After The Nairobian article came out, CPJ East Africa Representative Tom Rhodes apologized for his inaction, an apology Abraham gladly accepted though it was 18 months overdue. In an interview for this article Rhodes said “he had been overwhelmed by the volume of other cases and promised to contact Abraham and reopen Abraham’s case”.
The US Embassy has offered no explanation for its actions causing suffering and isolation. But Abraham hopes it will rectify the situation even at this late hour. What it can do is simply provide proof of citizenship so Abraham can get employment and start to pay back the hotel, as it should have done a year and a half ago.
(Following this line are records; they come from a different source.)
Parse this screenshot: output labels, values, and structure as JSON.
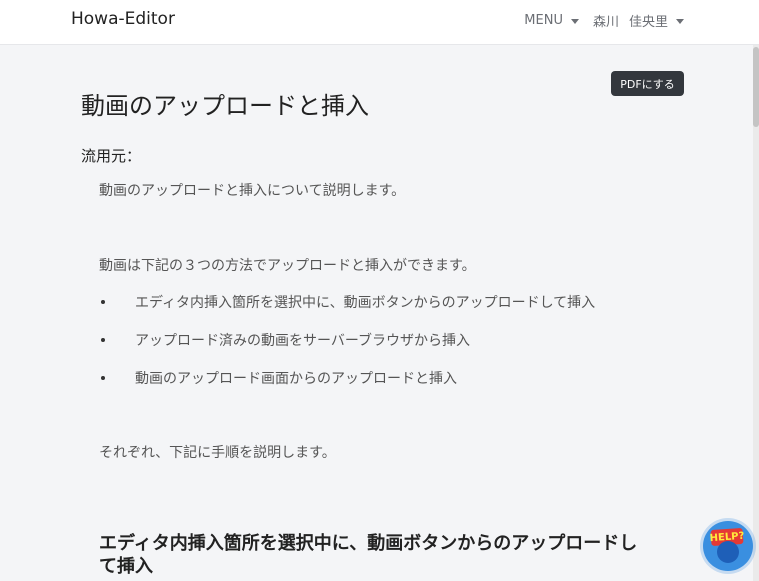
{
  "navbar": {
    "brand": "Howa-Editor",
    "menu_label": "MENU",
    "user_last": "森川",
    "user_first": "佳央里"
  },
  "toolbar": {
    "pdf_label": "PDFにする"
  },
  "article": {
    "title": "動画のアップロードと挿入",
    "source_label": "流用元：",
    "intro": "動画のアップロードと挿入について説明します。",
    "methods_intro": "動画は下記の３つの方法でアップロードと挿入ができます。",
    "methods": [
      "エディタ内挿入箇所を選択中に、動画ボタンからのアップロードして挿入",
      "アップロード済みの動画をサーバーブラウザから挿入",
      "動画のアップロード画面からのアップロードと挿入"
    ],
    "outro": "それぞれ、下記に手順を説明します。",
    "section_heading": "エディタ内挿入箇所を選択中に、動画ボタンからのアップロードして挿入"
  },
  "help": {
    "label": "HELP?"
  }
}
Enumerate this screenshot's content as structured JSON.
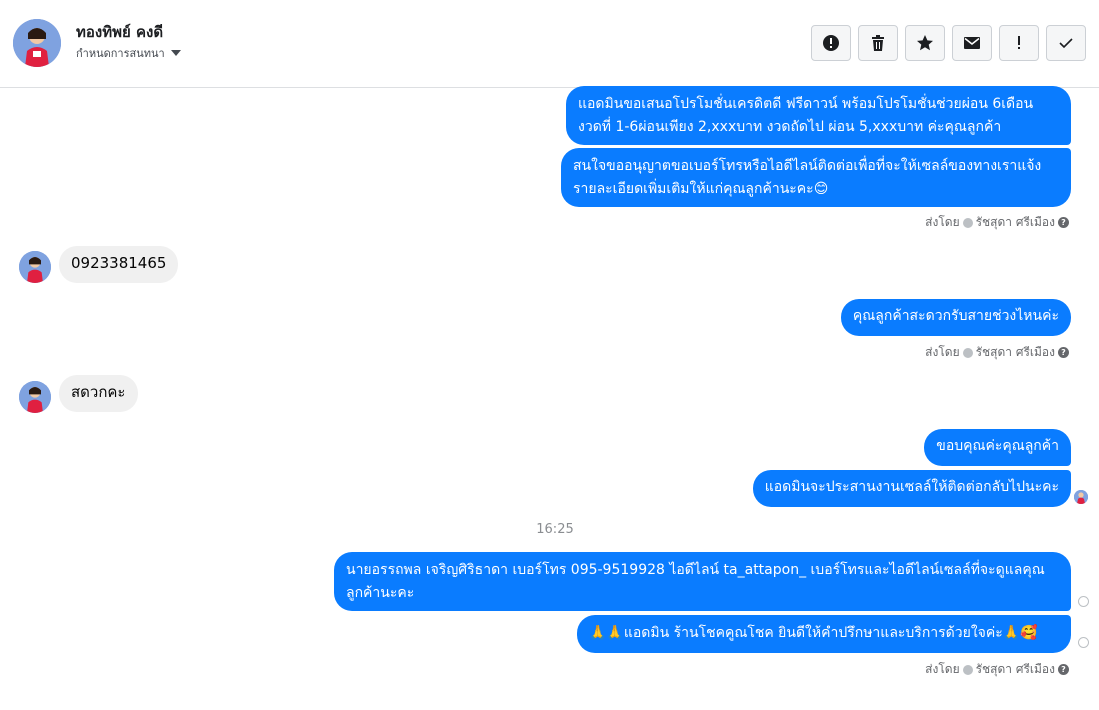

Abraham (who also uses the spelling Abraha) is an Eritrean lawyer who became a prominent radio and TV news anchor in Addis Ababa in the 1970s and 80s. He exclusively interviewed leaders like Oliver Tambo, Robert Mugabe, Fidel Castro, Idi Amin, and many other politicians, writers and artists. Attempting to escape the increasing political demands of the Mengistu regime in Ethiopia, he took a job as press officer with Catholic Relief Services, the American Catholic charity, only to find himself a liaison for Western journalists and aid donors during the Ethiopian famine of 1983-5, when one million people died: a traumatic experience as he counted the bodies every week. Tipped off that he was on a list for execution by a Mengistu death squad, he managed to defect to the US, where he gained asylum and citizenship, settling in the San Francisco Bay Area. Many years followed in which he provided legal services to immigrants, while writing on African issues. In recent years he lived in San Jose. Finally in 2011 he achieved his dream of returning to Africa as a journalist. Michael believes that by writing from Africa, he can play a meaningful role in building a better bridge of understanding between the US and Africa.